I wish I had found this out when I was younger instead of towards the age of 30. And I hope that if you’re an Asian male who is reading this, that you will realize this sooner than I did.

3 thoughts on “Asian guy dating in America/Europe: On giving up and moving back to Asia”

  1. OK where to start with your statements … right now in Malaysia we are seeing the beginnings of the shitlib movement, where women are told “only the guy that looks good is worth your time, your preferences are supreme” which of course makes her only sincerely have feelings for “tall White guys in Malaysia”.

    Does it occur to you that not only your dating difficulty in Germany, but the fact you are only able to meet women in their 30s or your age even in Malaysia … is a function of the circumstances above?

    Some things you need to know are:
    1)women ignore mistakes, overlook shortcomings and excuse failures from men they’re attracted to
    and consequently
    2)women amplify mistakes, highlight shortcomings and broadcast failures from men they’re NOT attracted to

    Just as you observe “White privilege”, do note the “non-White burden” to be many times more successful, eloquent and accomplished as a non-White.

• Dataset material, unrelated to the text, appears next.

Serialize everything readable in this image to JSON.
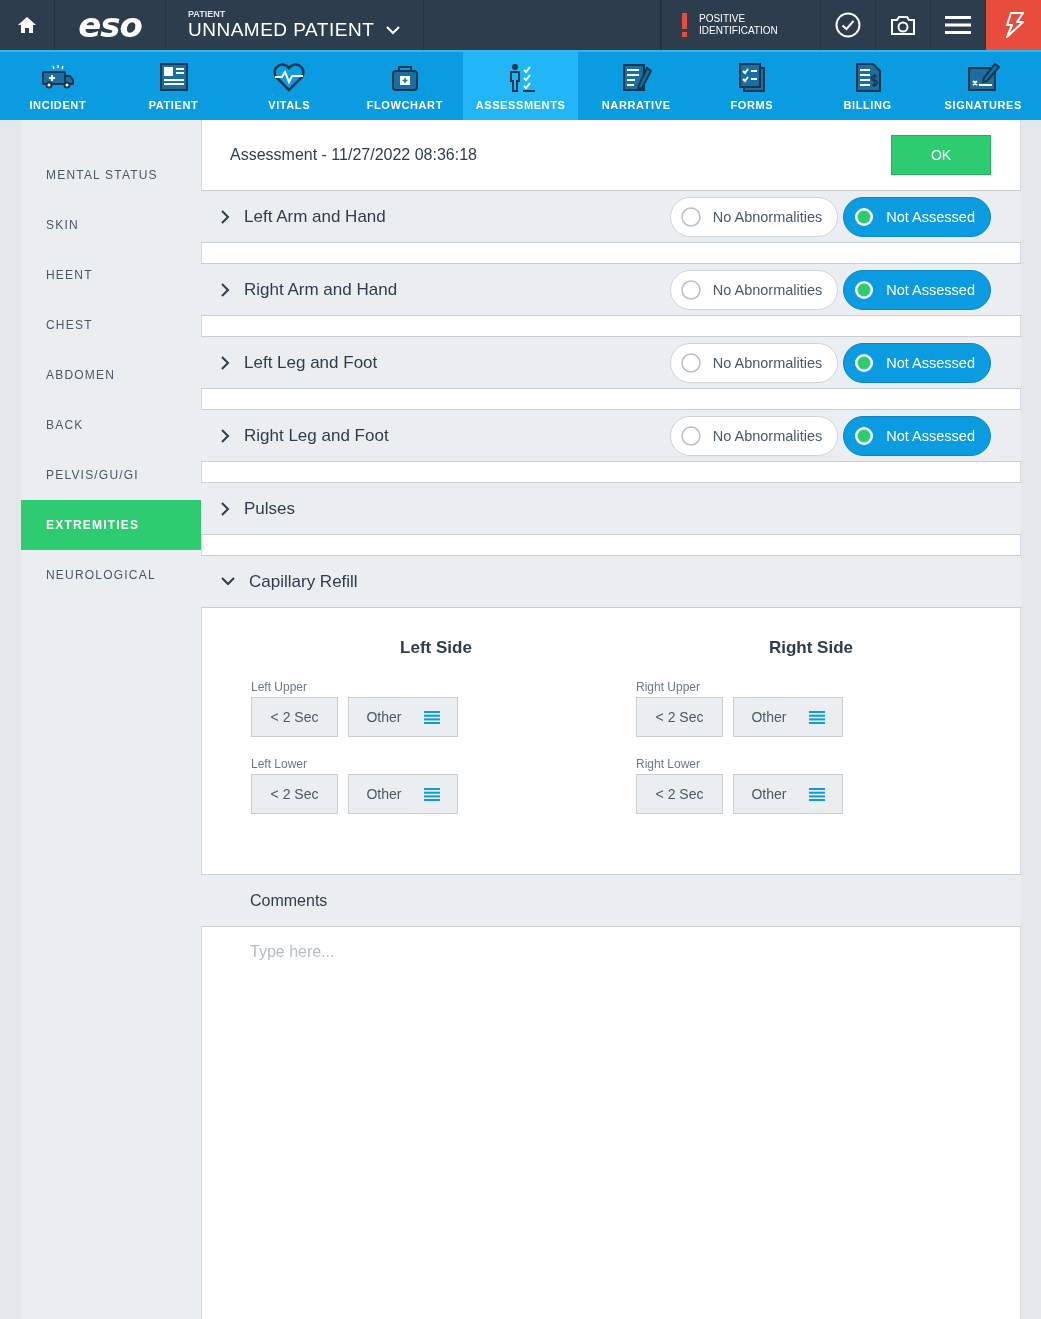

    So I really think you should see if you can get with a teenager – or someone who is considered very attractive – rather than attempt a relationship with someone who sees you as their last resort.

    One of the reasons why women settle down is because they run out of men willing to commit to them, that they can show off to other women.

    Also remember, if you have had dating failures … who were the women who turned you down, dating?
    If you don’t want to have one-night stands, be very aware that the woman you choose to see probably has that past.
    The only reason for women to agree to date regular guys, apart from the free meal, is she is running out of options.

    I hope this doesn’t get you down, be aware a lot of the guys downplaying your experience on Lowyat, have either no idea how those bad situations could also apply to them, or think they can just “work hard to make a girl attracted to them” (we call that sexual harassment nowadays).

    Anyway, hope you keep aware of what I’ve written, and remember that if you can’t bring up past boyfriends, what she learned from previous relationships or the kind of sex she had in the past (remember, women like to say “couples don’t keep secrets from each other”) … you are very likely going to wind up in an Economically Motivated Relationship.

    1. I’m not sure I get the main point you’re trying to make if that was your intention because all I can see are a bunch of standalone points. But here are my 2 cents/advice:
      -The feminist movement: Agreed, it’s been spreading to Asia over the years and not just Malaysia, I see a little more traces of it every time I go bac
      -“you are only able to meet women in their 30s or your age even in Malaysia”: I never said this or even implied it, where are you getting it from? I’m able to meet women in their mid to late 20’s all the time back in KL (And also Singapore)
      -Your 2 points on “some things you need to know”: True, it’s like that Saturday Night Live skit where it’s sexual harassment if you’re ugly but the exact same thing is acceptable if you’re good looking https://www.youtube.com/watch?v=PxuUkYiaUc8
      -“Get with a teenager”: U wot m8? I don’t know what you’re on, buddy, but you might consider getting some professional help because that sounds like a one way express ticket to jail.
      -“women settle down is because they run out of men willing to commit to them”: Socially unacceptable to say but very true in many cases. Agreed on this point.
      -“be aware a lot of the guys downplaying your experience on Lowyat”: Yup I’m absolutely aware they have a high population of trolls combined with the mentally deficient. Their behavior is an interesting phenomena to observe, however… might write an article on that one day.